Fig. 7 presents six types of wireless network topologies, each of which has between one and six interfering stations. Based on these topologies, we first computed the relationship between the SINR and distance (between a pair of transmitting and receiving stations) for the given number of interfering stations. Fig. 8 presents these results. Then, we determined the range of SINR values, which are restricted by both the maximum and minimum values of SINR. The maximum SINR can easily be determined when there is no interfering station, and the minimum SINR can be determined using the results in Fig. 8. Note that based on Fig. 8, the lower bound of SINR increases as the number of interfering stations increases.

4.2 Interference Factors

As is well-known, it is hard to accurately emulate interference characteristics, since we cannot enumerate all the factors resident in extremely dynamic and unpredictable radio environments: for example, interfering stations may be located at any position relative to the transmitting or receiving station and their aggregate transmission rate varies from time to time. Therefore, we first identify the important factors based on simulations, and then devise an interference framework with the relationships between SINR and distance in Fig. 8. Within this framework, we manipulate the control parameters to produce realistic wireless interference:

1) Number of interfering stations: Since we need a communication configuration where interference disturbs the receiver to receive a frame, we should locate interfering stations away from the transmitter, to avoid the deferrence of its transmissions. In order to control the number of interfering stations in the framework, we choose one of the six possible configurations presented in Fig. 7, and then we locate them in the network, to generate the maximum interference with on-going transmissions;

2) Active interfering station: Even though we choose one of six possible scenarios in terms of the number of interfering stations, it seems to be unrealistic to enable all chosen stations to be active. The reason is that if we enabled all selected interfering stations to simultaneously transmit their frame, the receiving station would only have the minimum SINR, as indicated in Fig. 8. Therefore, we turn on/off the selected interfering stations with different probabilities in the framework, which actually produces an intermediate level of interference, as mentioned in Section 2;

3) Angle between a pair of transmitting and receiving stations: The locations of the receiving stations presented in Fig. 7 are chosen such that the maximum interference occurs. Since this does not seem realistic, we randomly determine the angle between the pair of transmitting and sending stations with 1/2[pi] probability in the framework.

4.3 Simulation Study

Based on the observations in Section 3 and the subsequent interference model, we realized an interference framework in the MATLAB, in order to examine interference and its effects on wireless neworks. Then, we conducted a set of simulations that generates dynamic wireless interferences, and we observed various occurrences and effects of the interference.

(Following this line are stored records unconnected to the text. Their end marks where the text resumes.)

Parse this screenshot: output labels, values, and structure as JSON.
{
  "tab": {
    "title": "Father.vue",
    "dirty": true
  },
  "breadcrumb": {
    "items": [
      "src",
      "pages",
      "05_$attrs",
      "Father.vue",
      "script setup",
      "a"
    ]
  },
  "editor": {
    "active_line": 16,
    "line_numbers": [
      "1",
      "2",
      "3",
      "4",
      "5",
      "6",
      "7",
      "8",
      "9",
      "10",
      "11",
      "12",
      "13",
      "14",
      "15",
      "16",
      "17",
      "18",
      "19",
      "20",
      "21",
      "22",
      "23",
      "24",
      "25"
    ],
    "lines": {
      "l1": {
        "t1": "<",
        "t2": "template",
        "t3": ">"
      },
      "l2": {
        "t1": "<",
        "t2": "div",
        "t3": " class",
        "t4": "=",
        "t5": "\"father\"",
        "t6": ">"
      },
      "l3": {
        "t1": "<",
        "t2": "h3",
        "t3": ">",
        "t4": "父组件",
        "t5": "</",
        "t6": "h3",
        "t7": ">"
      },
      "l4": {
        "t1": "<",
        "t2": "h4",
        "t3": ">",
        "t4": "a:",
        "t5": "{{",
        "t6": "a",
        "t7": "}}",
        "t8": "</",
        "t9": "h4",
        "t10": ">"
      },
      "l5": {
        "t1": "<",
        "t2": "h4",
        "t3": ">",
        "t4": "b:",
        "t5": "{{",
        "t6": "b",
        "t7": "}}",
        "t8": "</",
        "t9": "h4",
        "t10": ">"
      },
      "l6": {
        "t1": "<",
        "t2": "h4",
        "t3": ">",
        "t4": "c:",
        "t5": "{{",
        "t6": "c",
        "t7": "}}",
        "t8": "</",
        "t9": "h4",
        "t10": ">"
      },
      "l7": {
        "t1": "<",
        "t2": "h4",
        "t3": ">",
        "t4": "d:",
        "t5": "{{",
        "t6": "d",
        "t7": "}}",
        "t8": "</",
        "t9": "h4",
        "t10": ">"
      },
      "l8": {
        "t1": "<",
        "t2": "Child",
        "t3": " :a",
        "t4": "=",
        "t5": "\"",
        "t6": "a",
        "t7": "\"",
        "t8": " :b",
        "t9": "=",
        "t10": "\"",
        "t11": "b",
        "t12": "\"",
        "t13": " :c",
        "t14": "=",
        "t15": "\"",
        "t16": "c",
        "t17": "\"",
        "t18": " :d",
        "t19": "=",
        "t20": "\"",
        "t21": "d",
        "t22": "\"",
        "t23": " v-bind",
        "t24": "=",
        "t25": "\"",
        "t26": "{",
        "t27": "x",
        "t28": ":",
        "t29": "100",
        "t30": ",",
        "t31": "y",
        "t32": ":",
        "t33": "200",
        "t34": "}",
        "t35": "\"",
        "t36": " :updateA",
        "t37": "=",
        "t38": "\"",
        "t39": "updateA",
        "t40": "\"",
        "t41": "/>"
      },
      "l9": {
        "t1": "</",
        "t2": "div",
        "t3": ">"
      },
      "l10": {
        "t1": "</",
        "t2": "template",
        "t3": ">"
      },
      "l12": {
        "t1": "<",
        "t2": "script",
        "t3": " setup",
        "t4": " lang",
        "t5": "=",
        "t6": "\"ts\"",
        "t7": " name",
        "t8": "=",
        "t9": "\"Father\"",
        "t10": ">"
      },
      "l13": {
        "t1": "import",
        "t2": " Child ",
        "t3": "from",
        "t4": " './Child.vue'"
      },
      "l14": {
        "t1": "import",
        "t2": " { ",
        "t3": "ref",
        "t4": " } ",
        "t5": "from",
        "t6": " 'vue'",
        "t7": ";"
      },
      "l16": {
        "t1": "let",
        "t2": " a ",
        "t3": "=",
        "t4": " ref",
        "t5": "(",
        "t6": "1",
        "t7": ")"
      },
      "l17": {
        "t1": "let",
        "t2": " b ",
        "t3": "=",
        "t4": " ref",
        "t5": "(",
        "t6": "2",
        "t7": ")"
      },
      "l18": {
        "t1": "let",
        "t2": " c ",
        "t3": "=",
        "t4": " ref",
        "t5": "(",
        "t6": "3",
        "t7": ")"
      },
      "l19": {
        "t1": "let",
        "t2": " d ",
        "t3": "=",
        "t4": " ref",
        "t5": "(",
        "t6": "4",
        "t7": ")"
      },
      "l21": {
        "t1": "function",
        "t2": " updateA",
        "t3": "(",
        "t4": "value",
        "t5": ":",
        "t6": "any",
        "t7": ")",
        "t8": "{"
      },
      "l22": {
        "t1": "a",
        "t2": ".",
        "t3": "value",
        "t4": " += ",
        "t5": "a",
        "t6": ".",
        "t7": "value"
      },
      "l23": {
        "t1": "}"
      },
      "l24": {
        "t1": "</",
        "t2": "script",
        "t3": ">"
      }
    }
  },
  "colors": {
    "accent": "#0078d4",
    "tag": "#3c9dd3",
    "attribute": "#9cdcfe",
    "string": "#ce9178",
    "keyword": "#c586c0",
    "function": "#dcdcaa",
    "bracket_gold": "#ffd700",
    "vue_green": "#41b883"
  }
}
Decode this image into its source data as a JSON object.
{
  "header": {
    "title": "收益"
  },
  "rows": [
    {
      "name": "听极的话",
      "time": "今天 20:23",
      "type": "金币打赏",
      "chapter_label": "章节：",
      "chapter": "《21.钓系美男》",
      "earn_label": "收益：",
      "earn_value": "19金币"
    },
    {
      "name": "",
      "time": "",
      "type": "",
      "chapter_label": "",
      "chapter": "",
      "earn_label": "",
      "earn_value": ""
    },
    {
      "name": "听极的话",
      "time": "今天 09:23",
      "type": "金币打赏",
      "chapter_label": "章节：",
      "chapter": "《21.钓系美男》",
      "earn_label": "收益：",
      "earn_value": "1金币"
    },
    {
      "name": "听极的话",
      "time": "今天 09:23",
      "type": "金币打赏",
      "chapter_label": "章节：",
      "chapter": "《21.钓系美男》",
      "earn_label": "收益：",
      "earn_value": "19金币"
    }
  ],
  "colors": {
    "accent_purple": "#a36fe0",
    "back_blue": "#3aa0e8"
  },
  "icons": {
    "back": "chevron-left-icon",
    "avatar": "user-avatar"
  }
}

For each simulation scenario, we measured SINR and FDR in each measurement interval (one second). We changed the distance between the transmitting and receiving stations from 100m to 240m, in increments of 20m. We set the number of frame transmissions (whose length is 548 bytes where 48 bytes are used for IP and MAC header) to 500 for each measurement interval (about 2Mb/s). Note that the reason that we set the minimum distance to 100m is that the minimum SINR is high enough to successfully decode the received frame within a distance less than 100m.

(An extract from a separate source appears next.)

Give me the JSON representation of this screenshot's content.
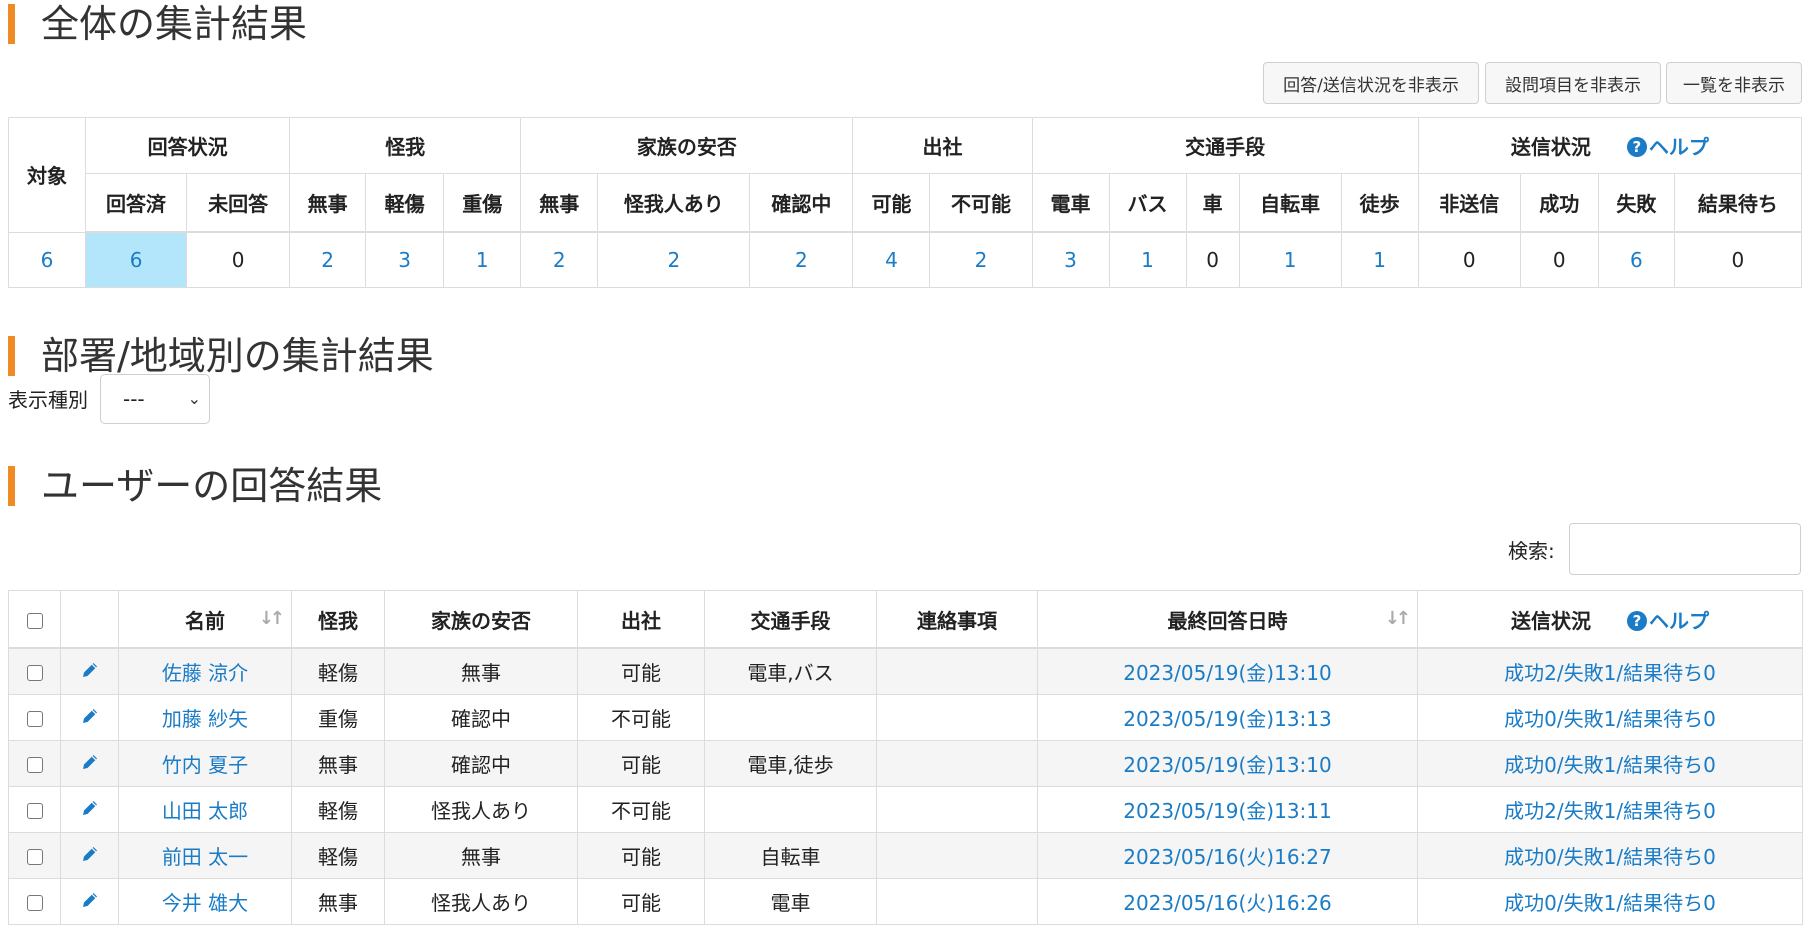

Performance evaluation in the presence of th maximum interference: For the first simulation study, we fixed the angle between a pair of transmitting and receiving stations to have a configuration where the maximum interference occurs. But, we changed the other two control parameters: (i) We changed the number of interfering stations every second, which means there was no change in the number of interfering stations for one measurement interval, or that number was changed every frame transmission, resulting in 500 changes every second; (ii) We changed the number of active interfering stations.

Fig. 9 shows the results when we fixed the number of interfering stations for one second. Recall that in this configuration, the number of interfering stations remains constant, while 500 frames are transmitted. Fig. 9 (a) shows the simulation results when the interfering stations are set to be turned on/off with 0.5 probability, and Fig. 9 (b) presents the results when we turn on all interfering stations. In both figures, we observe that the relationships in Fig. 9 are closer to the theoretical curve of the SINR-FDR relationships in Fig. 2.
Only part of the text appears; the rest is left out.